Olympische spiele: athleten fordern finanzielle anerkennung – ioc sucht auswege

Die Debatte um die finanzielle Unterstützung von Athleten bei den Olympischen Spielen spitzt sich zu. Global Athlete, eine internationale Interessenvertretung, fordert eine Prämie von 25.000 US-Dollar pro Starter, während das Internationale Olympische Komitee (IOC) alternative Lösungen prüft. Eine Forderung, die die etablierten Strukturen des Sports in Frage stellt.

Coventrys ablehnung: tradition versus moderne

Coventrys ablehnung: tradition versus moderne

IOC-Präsidentin Kirsty Coventry, mehrfache Olympiasiegerin im Schwimmen, bekräftigte ihre grundsätzliche Ablehnung von Preisgeldern im Rahmen der Olympischen Spiele. „Das ist nichts Neues“, erklärte sie auf einer Pressekonferenz in Lausanne. Coventry wünschte sich zwar, selbst wieder aktiv Sportlerin sein zu können, um die heutigen Möglichkeiten zu nutzen, die ihrerzeit schlichtweg nicht existierten. Der Umstand, dass internationale Verbände teilweise Preisgelder verdoppelt haben, bezeichnete sie als „unglaublich“ – ein indirekter Seitenhieb auf die zunehmende Kommerzialisierung des Sports.

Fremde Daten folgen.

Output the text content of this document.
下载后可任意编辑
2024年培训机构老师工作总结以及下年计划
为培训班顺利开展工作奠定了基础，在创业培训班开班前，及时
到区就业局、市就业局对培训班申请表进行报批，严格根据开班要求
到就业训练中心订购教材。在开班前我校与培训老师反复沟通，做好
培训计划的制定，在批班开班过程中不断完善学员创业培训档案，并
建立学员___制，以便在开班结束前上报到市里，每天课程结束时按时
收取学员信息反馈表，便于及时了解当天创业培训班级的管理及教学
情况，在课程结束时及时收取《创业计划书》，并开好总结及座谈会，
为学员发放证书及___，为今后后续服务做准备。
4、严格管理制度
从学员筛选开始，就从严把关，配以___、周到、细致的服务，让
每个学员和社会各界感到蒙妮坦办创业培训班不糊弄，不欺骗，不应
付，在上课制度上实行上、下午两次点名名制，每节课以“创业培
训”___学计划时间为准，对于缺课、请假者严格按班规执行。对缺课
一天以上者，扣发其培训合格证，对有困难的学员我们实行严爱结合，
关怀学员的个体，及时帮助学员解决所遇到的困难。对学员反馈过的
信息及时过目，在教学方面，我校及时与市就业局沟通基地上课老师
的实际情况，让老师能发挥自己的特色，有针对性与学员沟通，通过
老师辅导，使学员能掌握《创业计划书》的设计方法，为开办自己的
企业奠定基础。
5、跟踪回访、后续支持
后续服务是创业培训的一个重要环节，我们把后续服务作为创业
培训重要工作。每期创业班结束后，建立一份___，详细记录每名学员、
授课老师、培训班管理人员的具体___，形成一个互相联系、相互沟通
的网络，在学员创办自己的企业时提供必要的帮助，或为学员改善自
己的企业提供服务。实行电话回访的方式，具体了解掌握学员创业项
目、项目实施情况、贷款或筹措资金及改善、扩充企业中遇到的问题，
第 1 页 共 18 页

Die Forderung nach finanzieller Gerechtigkeit von Global Athlete ist jedoch nicht von der Hand zu weisen. Die Organisation argumentiert, dass das IOC, das durch die Olympischen Spiele enorme Einnahmen generiert, den Athleten eine „sinnvolle finanzielle Unterstützung“ bieten könne, ohne ein traditionelles Arbeitgeber-Arbeitnehmer-Verhältnis einzugehen. Neben den 25.000 Dollar pro Starter werden auch eine vollständige Liberalisierung der Vermarktungsrechte und die Einrichtung eines Einnahmenbeteiligungsfonds ins Spiel gebracht – Maßnahmen, die das Potenzial hätten, die finanzielle Situation vieler Athleten grundlegend zu verbessern.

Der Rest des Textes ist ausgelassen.